Networks: Holiday Sales No Reason for 'Ho, Ho, Ho'

     Just as the holiday season is cranking up, CBS is clamping down. Even strong numbers at Wal-Mart don’t satisfy the negative network.  The November 18 “CBS Evening News” kept up its predictable pessimism about the holiday shopping season – even turning to one happy shopper who turned out to be a debt collector.

 

     “It happens to be pretty good,” said Brandon Bradshaw about this shopping season. “So, we’re one of the lucky ones.”

 

     That sounds too good to be true – a consumer that’s not downbeat. Well, that’s indeed the case.

 

     “Brandon Bradshaw’s business?
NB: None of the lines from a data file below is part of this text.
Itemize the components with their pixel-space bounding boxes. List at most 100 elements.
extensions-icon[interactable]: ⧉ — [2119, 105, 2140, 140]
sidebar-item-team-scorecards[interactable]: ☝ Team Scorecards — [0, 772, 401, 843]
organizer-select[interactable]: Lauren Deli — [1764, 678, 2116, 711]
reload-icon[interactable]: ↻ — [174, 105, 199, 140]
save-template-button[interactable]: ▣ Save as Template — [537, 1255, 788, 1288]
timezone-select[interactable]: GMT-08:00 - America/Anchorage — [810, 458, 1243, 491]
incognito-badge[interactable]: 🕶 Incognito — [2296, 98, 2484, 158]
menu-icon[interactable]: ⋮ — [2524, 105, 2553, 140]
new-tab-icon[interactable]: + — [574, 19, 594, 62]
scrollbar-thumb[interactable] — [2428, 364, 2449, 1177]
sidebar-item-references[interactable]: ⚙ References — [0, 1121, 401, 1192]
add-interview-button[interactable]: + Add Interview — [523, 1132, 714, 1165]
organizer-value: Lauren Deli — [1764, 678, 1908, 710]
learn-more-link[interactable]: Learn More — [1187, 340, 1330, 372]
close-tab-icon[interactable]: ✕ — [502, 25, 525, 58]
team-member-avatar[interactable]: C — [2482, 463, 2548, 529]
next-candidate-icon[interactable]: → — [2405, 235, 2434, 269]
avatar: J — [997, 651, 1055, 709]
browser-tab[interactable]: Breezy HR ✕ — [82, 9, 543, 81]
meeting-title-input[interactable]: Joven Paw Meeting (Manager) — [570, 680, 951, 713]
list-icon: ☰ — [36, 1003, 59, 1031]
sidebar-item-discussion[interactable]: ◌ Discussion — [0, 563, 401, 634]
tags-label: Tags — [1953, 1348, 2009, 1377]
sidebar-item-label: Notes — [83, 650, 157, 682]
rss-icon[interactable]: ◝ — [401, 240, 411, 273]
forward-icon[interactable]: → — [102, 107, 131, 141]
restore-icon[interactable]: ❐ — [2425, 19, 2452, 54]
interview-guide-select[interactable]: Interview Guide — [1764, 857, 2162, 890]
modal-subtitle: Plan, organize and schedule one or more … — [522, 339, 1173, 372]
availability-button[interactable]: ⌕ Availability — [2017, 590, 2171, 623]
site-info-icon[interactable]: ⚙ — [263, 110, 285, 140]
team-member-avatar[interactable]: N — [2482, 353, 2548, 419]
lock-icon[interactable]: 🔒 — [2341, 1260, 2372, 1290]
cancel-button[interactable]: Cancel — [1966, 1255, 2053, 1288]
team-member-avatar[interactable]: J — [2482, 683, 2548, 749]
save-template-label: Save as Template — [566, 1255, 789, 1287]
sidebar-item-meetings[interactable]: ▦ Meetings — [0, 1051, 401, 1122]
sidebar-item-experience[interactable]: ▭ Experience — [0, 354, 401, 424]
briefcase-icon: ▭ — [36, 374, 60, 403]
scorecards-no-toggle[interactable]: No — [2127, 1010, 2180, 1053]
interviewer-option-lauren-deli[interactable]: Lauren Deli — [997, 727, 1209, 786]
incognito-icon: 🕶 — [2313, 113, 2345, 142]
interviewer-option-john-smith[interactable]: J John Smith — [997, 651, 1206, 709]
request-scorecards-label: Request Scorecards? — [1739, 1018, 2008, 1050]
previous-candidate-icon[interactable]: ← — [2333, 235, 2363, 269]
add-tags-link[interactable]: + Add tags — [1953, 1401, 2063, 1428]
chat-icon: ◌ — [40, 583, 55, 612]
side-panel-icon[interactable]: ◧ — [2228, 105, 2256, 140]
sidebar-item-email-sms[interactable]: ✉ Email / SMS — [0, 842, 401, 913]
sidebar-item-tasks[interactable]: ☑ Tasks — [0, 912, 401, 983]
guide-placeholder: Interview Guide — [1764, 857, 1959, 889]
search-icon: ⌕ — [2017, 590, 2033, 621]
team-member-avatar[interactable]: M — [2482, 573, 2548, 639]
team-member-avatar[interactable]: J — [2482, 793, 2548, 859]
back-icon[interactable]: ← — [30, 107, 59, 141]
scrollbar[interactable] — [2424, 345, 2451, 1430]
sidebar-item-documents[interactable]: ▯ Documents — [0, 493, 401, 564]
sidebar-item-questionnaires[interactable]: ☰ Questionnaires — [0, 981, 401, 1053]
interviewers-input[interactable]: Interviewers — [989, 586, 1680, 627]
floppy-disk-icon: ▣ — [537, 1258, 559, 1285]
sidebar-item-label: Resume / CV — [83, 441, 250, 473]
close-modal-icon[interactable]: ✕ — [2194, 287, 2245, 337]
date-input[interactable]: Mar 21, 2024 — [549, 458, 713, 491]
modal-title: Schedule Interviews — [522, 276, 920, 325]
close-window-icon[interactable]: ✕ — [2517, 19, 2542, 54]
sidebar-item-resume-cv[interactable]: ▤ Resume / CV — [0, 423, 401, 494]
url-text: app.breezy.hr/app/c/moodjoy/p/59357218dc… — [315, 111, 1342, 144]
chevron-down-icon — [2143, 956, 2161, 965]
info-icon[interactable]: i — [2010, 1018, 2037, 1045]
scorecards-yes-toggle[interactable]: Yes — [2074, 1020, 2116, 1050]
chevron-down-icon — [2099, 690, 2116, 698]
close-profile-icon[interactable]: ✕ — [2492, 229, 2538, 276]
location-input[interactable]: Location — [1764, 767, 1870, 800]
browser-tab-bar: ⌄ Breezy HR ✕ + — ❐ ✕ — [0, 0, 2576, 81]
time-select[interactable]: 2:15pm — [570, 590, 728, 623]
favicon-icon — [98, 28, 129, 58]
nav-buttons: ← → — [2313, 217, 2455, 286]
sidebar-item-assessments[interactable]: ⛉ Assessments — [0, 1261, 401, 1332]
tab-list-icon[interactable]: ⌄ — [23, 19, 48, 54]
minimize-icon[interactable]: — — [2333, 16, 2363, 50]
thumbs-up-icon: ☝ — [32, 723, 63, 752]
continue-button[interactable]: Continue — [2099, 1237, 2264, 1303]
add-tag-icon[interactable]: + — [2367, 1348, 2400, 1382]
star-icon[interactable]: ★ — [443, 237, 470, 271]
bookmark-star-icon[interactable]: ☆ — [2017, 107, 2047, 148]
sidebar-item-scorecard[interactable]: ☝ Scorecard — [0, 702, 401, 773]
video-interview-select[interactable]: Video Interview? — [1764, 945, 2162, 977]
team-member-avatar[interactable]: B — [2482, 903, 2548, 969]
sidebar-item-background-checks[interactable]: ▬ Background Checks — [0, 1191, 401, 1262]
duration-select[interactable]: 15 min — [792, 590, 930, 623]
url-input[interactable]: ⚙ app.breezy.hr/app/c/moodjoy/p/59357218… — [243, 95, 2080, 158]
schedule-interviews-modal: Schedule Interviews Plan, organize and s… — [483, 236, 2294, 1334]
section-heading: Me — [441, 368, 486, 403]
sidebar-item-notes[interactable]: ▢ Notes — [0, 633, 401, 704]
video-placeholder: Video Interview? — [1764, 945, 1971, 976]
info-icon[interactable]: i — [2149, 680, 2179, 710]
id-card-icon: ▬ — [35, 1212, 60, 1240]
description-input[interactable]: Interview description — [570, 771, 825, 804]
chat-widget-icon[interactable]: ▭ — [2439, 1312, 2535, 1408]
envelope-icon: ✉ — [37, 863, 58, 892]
Debt collection,” concluded correspondent Randall Pinkston. “Russ, retailers are counting on shoppers like him because this is the make-or-break season. Fourth quarter – stores depend on holiday shoppers for 25 to 40 percent of their annual profits.”

     That was the summary of a negative shopping report. “[I]n stores across America where tourists are rare, sales expectations are being scaled back,” Pinkston. “Over the past 10 years, the nation’s retailers have averaged a 4.8 percent yearly increase in holiday sales. This year they are expecting only 4-percent growth. Why? Because consumers are keeping a tighter grip on their wallets. Nearly a quarter [of a Consumer Reports poll’s respondents] say they will spend less on holiday shopping this year than last year.”

 

     This sentiment has come out of a less than positive media going into the holiday season, even though Wal-Mart Stores, Inc., (NYSE:WMT), the world’s largest retailer, said it now expects fourth-quarter earnings at the higher end of a forecast they gave in October – news which sent the Dow Jones Industrial Average (DJIA) up 320 points upon its release November 14.

 

     But Pinkston didn’t even mention that forecast when he reported the outlook for Wal-Mart. Instead, he managed to find a way to even tie it into the 2008 election.

 

    “Wal-Mart, which reported solid third-quarter numbers, may need to drop prices for shoppers like Carrie Rambo,” Pinkston said.

 

     “I keep hearing a lot of talk about, you know, recession coming up, which is unusual for an election year,” Rambo said to “Evening News.” “So, that kind of scares me.”

 

     Pinkston didn’t explain to viewers where or why Rambo might have heard such “talk.”

 

     The reporting was similar to the 20th anniversary of the 1987 Black Monday stock market crash by speculating if it could happen again in the near-future and ignoring the positive economic news as it did when unexpectedly high gross domestic product growth was released by the U.S. Commerce Department on October 31.